Дядька посмотрел на гостя. Я тоже смотрел на Карла Фридриховича и удивлялся тому, до чего же он похож на меня. Я когда-то слышал, что люди делятся всего-навсего не то на пять, не то и подавно на четыре морфологических типа. Карл Фридрихович подпадал под мой тип – лучше некуда. Если меня, нынешнего, помыть, подлечить, причесать и накормить, то буду просто вылитый Карл Фридрихович.
– А что, собственно, вы хотите…
– Мы хотим все закончить быстро и к обоюдному удовольствию, – звонким, но тихим голосом сказал Карл Фридрихович.
– Ты же в курсе, Боцман, что последние благословенные семь лет у нас в городе раскрываемость преступлений стопроцентная. Такого и при советской власти не было. В целом, это где-то даже невероятно. Ведь не было же такого, а, Боцман, не было? – пытливо уставился на меня толстяк.
– Не было, – согласился я.
– Не надо только иронизировать, – строго заметил Карл Фридрихович.
– Знаете, – сказал я, – мне было бы легче вам отвечать, если бы я знал ваше… ну, что ли, звание… Или должность…

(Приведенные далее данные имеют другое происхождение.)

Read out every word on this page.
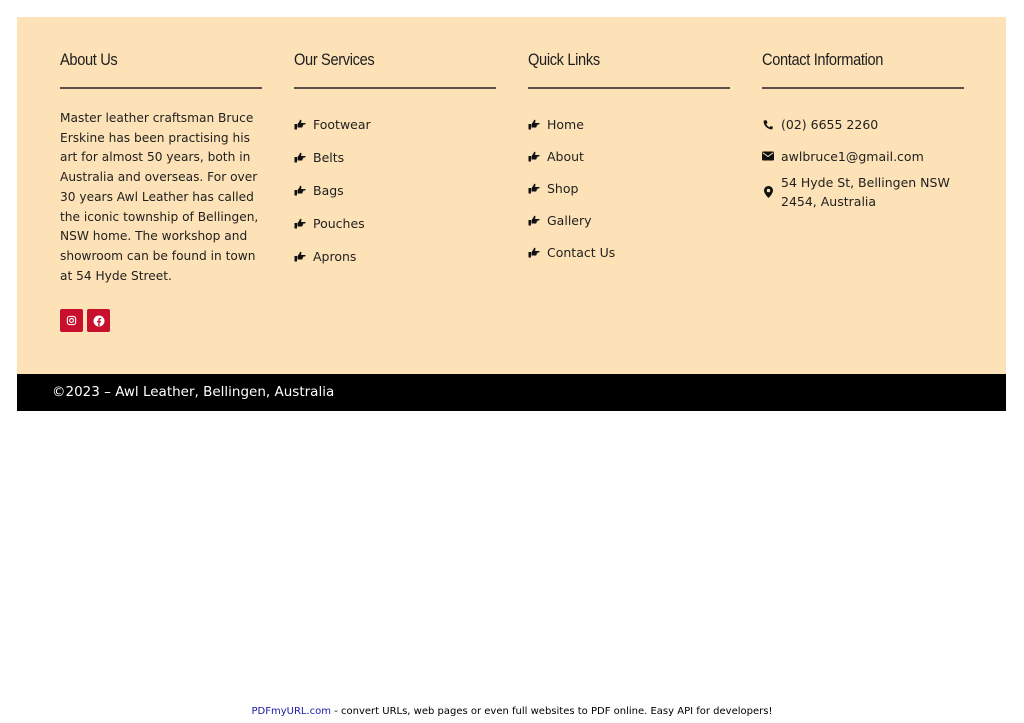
About Us

Master leather craftsman Bruce Erskine has been practising his art for almost 50 years, both in Australia and overseas. For over 30 years Awl Leather has called the iconic township of Bellingen, NSW home. The workshop and showroom can be found in town at 54 Hyde Street.

Our Services
Footwear
Belts
Bags
Pouches
Aprons
Quick Links
Home
About
Shop
Gallery
Contact Us
Contact Information
(02) 6655 2260
awlbruce1@gmail.com
54 Hyde St, Bellingen NSW 2454, Australia
©2023 – Awl Leather, Bellingen, Australia
PDFmyURL.com - convert URLs, web pages or even full websites to PDF online. Easy API for developers!
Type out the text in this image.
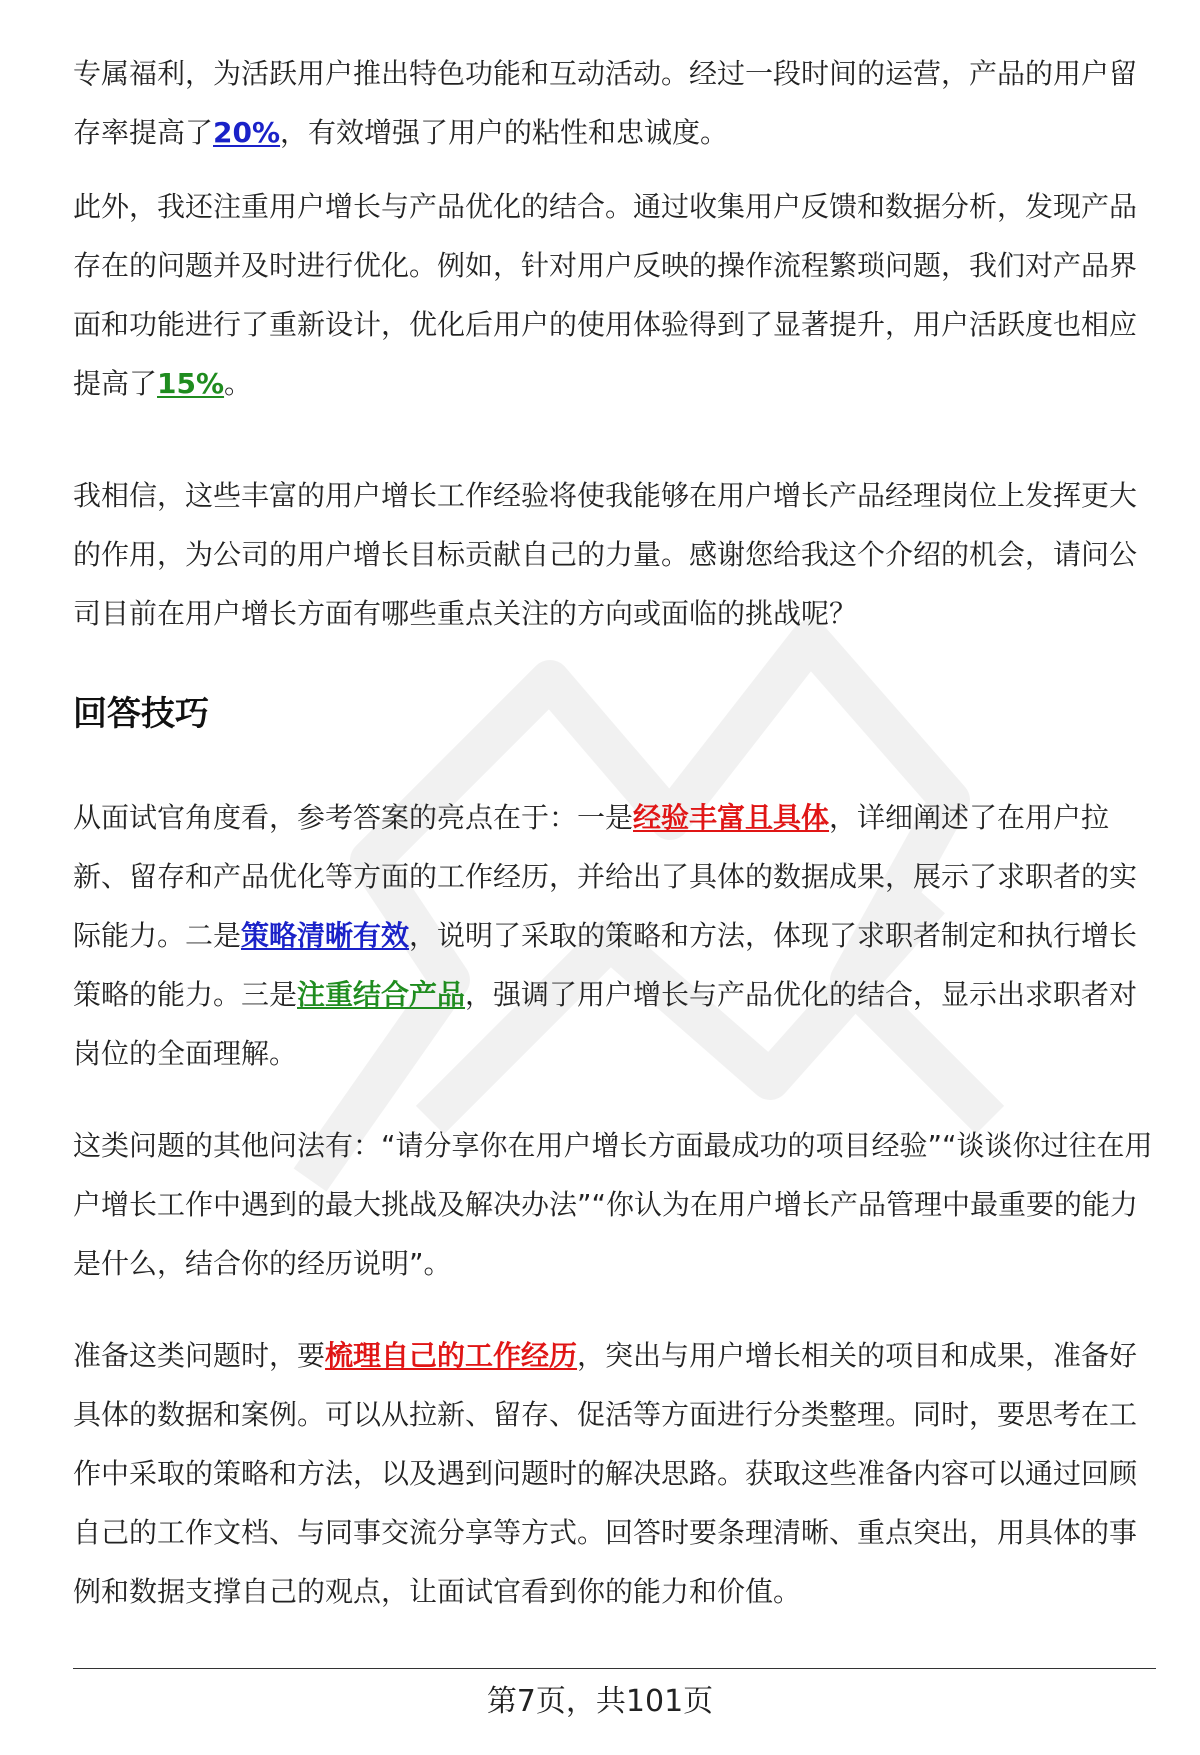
专属福利，为活跃用户推出特色功能和互动活动。经过一段时间的运营，产品的用户留存率提高了20%，有效增强了用户的粘性和忠诚度。

此外，我还注重用户增长与产品优化的结合。通过收集用户反馈和数据分析，发现产品存在的问题并及时进行优化。例如，针对用户反映的操作流程繁琐问题，我们对产品界面和功能进行了重新设计，优化后用户的使用体验得到了显著提升，用户活跃度也相应提高了15%。

我相信，这些丰富的用户增长工作经验将使我能够在用户增长产品经理岗位上发挥更大的作用，为公司的用户增长目标贡献自己的力量。感谢您给我这个介绍的机会，请问公司目前在用户增长方面有哪些重点关注的方向或面临的挑战呢？

回答技巧

从面试官角度看，参考答案的亮点在于：一是经验丰富且具体，详细阐述了在用户拉新、留存和产品优化等方面的工作经历，并给出了具体的数据成果，展示了求职者的实际能力。二是策略清晰有效，说明了采取的策略和方法，体现了求职者制定和执行增长策略的能力。三是注重结合产品，强调了用户增长与产品优化的结合，显示出求职者对岗位的全面理解。

这类问题的其他问法有：“请分享你在用户增长方面最成功的项目经验”“谈谈你过往在用户增长工作中遇到的最大挑战及解决办法”“你认为在用户增长产品管理中最重要的能力是什么，结合你的经历说明”。

准备这类问题时，要梳理自己的工作经历，突出与用户增长相关的项目和成果，准备好具体的数据和案例。可以从拉新、留存、促活等方面进行分类整理。同时，要思考在工作中采取的策略和方法，以及遇到问题时的解决思路。获取这些准备内容可以通过回顾自己的工作文档、与同事交流分享等方式。回答时要条理清晰、重点突出，用具体的事例和数据支撑自己的观点，让面试官看到你的能力和价值。

第7页，共101页
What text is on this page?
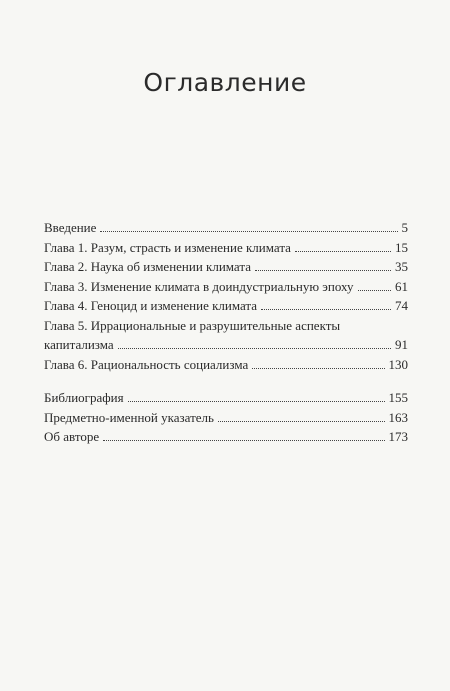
Оглавление
Введение	5
Глава 1. Разум, страсть и изменение климата	15
Глава 2. Наука об изменении климата	35
Глава 3. Изменение климата в доиндустриальную эпоху	61
Глава 4. Геноцид и изменение климата	74
Глава 5. Иррациональные и разрушительные аспекты
капитализма	91
Глава 6. Рациональность социализма	130
Библиография	155
Предметно-именной указатель	163
Об авторе	173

– Резонно. Имеешь право. Рудольф Виссарионович. – Толстяк привстал и отвесил мне короткий поклон. – Следователь, который ведет твое дело, – продолжил Карл. – А я… ну, скажем так, офицер полиции нравов. Имя мое здесь уже звучало.
– Очень приятно. Закурить не дадите ли?
– Пожалуйста. Рудольф, угостите арестованного сигаретой.
Виссарионыч – так хотелось назвать пыхтящего и совершенно нестрашного с виду следователя – начал выдвигать один за другим ящики стола, ворошить бумаги – какие-то из них тихо спланировали на пол, – наконец вытащил из самого нижнего сплющенную сигарету, согнутую почти под прямым углом.
– Вот, пожалуйста.
Я взял из теплых пальцев следователя грязную сигарету, выпрямил ее, размял, сунул в рот. Карл щелкнул зажигалкой.
– Ну а теперь слушай меня внимательно, – сказал он, усаживаясь на край стола.
«Вот, иду вчера из Смольного – пьяный, солидный, в сапогах за пятьсот баксов и в плаще за штуку. О костюме и рубашке даже говорить не хочется. Шагаю по замусоренному городу, в плейере – „With the Beatles“.
Roll over Beethoven
I gotta hear it again today…
Примерно в таком же настроении я шел тридцать лет назад с концерта грузинской группы, игравшей песни «Битлз» – шел не один, в огромной толпе, такая вышла спонтанная демонстрация. После концерта веселые ребята хором пели «Twist and Shout». Очень громко. Продолжили петь в метро – прибежали менты, стали хватать тех, у кого лучше поставлен голос. Что с ними сделали, не знаю, – у меня голос был слабый, непоставленный, и меня не арестовали.